Prediction of methylation status on DNA sequences and identification of its important DNA sequence features

  • Authors:
  • Yoichi Yamada;Kenji Satou

  • Affiliations:
  • Graduate School of Natural Science and Technology, Kanazawa University, Kanazawa, Japan;Graduate School of Natural Science and Technology, Kanazawa University, Kanazawa, Japan

  • Venue:
  • BEBI'08 Proceedings of the 1st WSEAS international conference on Biomedical electronics and biomedical informatics
  • Year:
  • 2008

Quantified Score

Hi-index 0.00

Visualization

Abstract

In mammals, cytosines of most CpG dinucleotides in their genomes except gene promoters are subject to modification by methyl group (methylation). A number of genes in a mammal are regulated developmental-specifically or tissue-specifically by the methylation. Mammalian DNA methylation contributes to regulation of gene expression, repression of parasitic sequences, inactivation of X chromosome in female, genomic imprinting, etc. Aberrant methylation results in a cancer or a part of genetic diseases in human. Therefore it is required that methylation status on human genome is comprehensively revealed in each kind of cells. However, since comprehensive methylation analyses require a lot of times and large labor, methylation status on only a part of genomic regions is revealed in mammals.

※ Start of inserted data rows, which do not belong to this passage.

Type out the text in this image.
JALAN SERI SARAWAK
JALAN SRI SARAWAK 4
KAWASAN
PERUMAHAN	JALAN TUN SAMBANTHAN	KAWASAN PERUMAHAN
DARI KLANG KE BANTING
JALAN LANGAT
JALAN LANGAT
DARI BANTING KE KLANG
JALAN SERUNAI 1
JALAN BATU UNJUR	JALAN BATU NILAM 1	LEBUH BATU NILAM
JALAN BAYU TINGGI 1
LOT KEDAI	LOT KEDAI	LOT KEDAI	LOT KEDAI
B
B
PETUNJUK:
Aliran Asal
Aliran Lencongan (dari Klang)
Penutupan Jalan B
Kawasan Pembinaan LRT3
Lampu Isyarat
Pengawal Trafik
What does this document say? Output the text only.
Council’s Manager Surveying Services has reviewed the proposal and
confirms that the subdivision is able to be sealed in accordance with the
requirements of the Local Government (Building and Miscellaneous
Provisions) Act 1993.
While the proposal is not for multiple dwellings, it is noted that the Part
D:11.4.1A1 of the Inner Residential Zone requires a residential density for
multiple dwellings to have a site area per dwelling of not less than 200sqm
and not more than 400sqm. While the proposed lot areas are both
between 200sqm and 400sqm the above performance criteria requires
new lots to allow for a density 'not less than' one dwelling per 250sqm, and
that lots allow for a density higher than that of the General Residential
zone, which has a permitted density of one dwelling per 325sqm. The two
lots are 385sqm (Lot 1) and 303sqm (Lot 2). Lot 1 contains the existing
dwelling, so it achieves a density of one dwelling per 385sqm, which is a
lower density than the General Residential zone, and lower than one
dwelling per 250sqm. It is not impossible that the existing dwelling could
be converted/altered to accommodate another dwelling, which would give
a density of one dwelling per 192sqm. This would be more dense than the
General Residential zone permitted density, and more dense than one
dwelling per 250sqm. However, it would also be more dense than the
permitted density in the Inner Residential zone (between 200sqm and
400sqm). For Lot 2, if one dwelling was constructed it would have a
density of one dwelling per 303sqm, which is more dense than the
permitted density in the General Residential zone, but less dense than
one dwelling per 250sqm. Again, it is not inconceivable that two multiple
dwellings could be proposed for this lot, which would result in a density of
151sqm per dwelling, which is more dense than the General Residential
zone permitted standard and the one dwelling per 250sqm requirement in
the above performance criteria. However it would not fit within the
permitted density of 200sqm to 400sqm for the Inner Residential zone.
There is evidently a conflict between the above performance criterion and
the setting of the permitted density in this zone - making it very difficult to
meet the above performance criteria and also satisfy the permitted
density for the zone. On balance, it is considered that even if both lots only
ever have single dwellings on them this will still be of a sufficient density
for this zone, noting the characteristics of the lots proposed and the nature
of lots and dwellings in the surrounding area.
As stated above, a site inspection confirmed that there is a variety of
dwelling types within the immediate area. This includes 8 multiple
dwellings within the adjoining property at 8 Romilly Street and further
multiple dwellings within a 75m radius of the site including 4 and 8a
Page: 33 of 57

Because of this, machine learning using already known methylation data and prediction of methylation status on other genomic regions are important. Moreover, since sequence differences between unmethylated and methylated DNA regions also remain unclear, those differences should be also determined. Therefore we conducted machine learning by support vector machine using our previously reported methylation data, and predicted methylation status on DNA sequences from DNA sequence features. Furthermore we explored different sequence features between unmethylated and methylated DNA sequences using random forest.